But here’s the real kicker.  Just two verses before, David was demanding that God answer his prayers—in writer’s language, he was showing us that, in fact, God hadn’t really done that.  Now, with the force of those commands still roiling the air, he puffs his chest and tells (which is never as strong as shows) those who don’t believe, “Listen, chums, he’s chosen his own, I’m one of them, and he listens to my prayer.”

Say, what?  He’d just shown us exactly the opposite.

 I’m a Calvinist.  I confess—I believe in election.  But like David, I sometimes wonder if God is listening to my prayers.  I believe I’m his, but sometimes, like David, I confess that I wonder if he’s simply out of the office.

 As I’ve said, you’ve got to love the plain humanness of all of this.

 Praise his name.

Sunday, August 11, 2024

Sunday Morning Meds -- Psalm 4

 



“How long, O men, will you turn my glory into shame?”

All prayer, our preacher said yesterday, is praise.

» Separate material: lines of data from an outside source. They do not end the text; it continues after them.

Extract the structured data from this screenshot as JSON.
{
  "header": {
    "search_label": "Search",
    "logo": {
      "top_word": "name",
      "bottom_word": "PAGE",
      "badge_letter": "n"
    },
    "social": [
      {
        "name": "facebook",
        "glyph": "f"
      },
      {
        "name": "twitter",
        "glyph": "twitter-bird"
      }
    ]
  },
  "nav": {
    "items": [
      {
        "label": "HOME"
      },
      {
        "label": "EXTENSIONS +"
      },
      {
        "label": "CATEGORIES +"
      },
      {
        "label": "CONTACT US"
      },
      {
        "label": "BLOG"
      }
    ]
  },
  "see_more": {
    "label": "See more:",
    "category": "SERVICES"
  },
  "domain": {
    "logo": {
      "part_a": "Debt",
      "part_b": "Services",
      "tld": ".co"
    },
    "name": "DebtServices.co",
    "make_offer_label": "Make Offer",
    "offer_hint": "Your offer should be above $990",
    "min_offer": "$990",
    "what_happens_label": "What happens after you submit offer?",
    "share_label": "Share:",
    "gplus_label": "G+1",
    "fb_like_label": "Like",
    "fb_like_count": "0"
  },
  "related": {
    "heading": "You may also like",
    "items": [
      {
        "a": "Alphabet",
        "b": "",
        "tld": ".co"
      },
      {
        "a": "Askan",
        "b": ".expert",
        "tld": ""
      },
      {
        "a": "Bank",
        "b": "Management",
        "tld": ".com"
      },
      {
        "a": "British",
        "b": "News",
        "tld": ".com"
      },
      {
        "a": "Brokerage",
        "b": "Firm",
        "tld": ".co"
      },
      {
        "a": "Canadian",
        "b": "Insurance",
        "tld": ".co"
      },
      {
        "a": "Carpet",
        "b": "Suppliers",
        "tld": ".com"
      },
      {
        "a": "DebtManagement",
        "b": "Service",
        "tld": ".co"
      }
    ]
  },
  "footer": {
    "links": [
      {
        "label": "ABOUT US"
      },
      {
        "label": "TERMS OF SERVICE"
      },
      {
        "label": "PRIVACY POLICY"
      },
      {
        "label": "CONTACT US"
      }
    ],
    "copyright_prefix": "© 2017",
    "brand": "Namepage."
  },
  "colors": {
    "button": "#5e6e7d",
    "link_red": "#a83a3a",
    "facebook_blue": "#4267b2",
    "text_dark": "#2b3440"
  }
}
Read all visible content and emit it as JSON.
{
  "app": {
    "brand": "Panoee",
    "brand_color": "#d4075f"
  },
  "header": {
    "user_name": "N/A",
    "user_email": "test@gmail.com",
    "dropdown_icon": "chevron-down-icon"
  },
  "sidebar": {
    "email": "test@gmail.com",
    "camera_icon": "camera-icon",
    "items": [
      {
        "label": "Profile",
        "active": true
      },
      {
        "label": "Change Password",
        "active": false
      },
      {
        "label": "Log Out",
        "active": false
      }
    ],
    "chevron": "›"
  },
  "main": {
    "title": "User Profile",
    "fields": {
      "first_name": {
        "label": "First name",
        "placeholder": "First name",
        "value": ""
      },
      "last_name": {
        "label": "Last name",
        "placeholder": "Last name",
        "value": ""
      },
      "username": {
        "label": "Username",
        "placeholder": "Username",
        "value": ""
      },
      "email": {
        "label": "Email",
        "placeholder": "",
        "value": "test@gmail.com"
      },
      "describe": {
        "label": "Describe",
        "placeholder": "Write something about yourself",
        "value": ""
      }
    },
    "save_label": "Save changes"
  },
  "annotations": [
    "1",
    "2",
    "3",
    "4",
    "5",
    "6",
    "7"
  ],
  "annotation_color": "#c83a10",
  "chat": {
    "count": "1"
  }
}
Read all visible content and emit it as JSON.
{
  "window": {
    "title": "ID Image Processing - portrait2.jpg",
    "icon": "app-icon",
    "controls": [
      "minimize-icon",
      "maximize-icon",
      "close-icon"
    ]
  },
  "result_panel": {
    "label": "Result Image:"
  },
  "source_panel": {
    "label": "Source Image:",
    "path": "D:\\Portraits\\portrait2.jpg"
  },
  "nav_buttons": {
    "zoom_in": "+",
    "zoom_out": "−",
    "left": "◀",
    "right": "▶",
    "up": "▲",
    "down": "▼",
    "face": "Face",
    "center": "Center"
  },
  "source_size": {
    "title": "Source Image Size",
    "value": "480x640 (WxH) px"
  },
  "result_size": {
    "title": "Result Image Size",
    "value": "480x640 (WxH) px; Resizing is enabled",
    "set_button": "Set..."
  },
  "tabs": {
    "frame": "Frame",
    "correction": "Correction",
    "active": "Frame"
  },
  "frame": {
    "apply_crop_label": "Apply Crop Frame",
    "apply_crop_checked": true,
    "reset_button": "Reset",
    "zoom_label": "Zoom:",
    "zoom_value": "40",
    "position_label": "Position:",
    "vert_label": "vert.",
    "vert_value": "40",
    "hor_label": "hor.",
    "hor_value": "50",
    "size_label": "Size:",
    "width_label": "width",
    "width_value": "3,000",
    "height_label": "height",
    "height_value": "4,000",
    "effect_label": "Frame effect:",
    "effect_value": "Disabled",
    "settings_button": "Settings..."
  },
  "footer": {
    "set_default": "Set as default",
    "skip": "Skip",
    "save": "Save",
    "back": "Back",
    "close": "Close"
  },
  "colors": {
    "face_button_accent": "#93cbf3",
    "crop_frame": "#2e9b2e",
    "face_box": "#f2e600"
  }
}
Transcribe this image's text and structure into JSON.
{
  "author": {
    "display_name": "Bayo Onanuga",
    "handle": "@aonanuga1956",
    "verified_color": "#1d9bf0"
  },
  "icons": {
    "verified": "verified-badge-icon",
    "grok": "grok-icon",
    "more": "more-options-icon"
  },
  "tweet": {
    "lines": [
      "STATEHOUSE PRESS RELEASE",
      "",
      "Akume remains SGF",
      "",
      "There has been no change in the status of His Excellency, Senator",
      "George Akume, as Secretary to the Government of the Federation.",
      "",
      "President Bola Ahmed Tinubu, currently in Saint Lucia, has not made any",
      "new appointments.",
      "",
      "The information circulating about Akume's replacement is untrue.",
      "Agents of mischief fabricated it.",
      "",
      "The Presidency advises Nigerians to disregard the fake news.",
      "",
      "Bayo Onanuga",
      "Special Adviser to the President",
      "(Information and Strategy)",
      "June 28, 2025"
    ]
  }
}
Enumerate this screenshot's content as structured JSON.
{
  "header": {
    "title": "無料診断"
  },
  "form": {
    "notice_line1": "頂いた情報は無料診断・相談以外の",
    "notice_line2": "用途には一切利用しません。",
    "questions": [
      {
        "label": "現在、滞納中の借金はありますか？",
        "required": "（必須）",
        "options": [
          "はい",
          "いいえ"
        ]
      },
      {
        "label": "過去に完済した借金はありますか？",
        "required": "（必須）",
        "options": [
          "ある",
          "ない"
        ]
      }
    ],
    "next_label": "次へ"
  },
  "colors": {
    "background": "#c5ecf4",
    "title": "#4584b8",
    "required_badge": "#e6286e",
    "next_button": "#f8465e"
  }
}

A beautiful thought that, like the gospel itself, simply calls out to be given away. Even our anguish, our laments, our anger at God—it’s all praise because we wouldn’t be praying if we didn’t believe that God was God and therefore will, as they used to say, hasten to our aid. All prayer is praise—every phrase, every groan. We’re acknowledging Him, we’re asking him, we’re talking to him because we know we should.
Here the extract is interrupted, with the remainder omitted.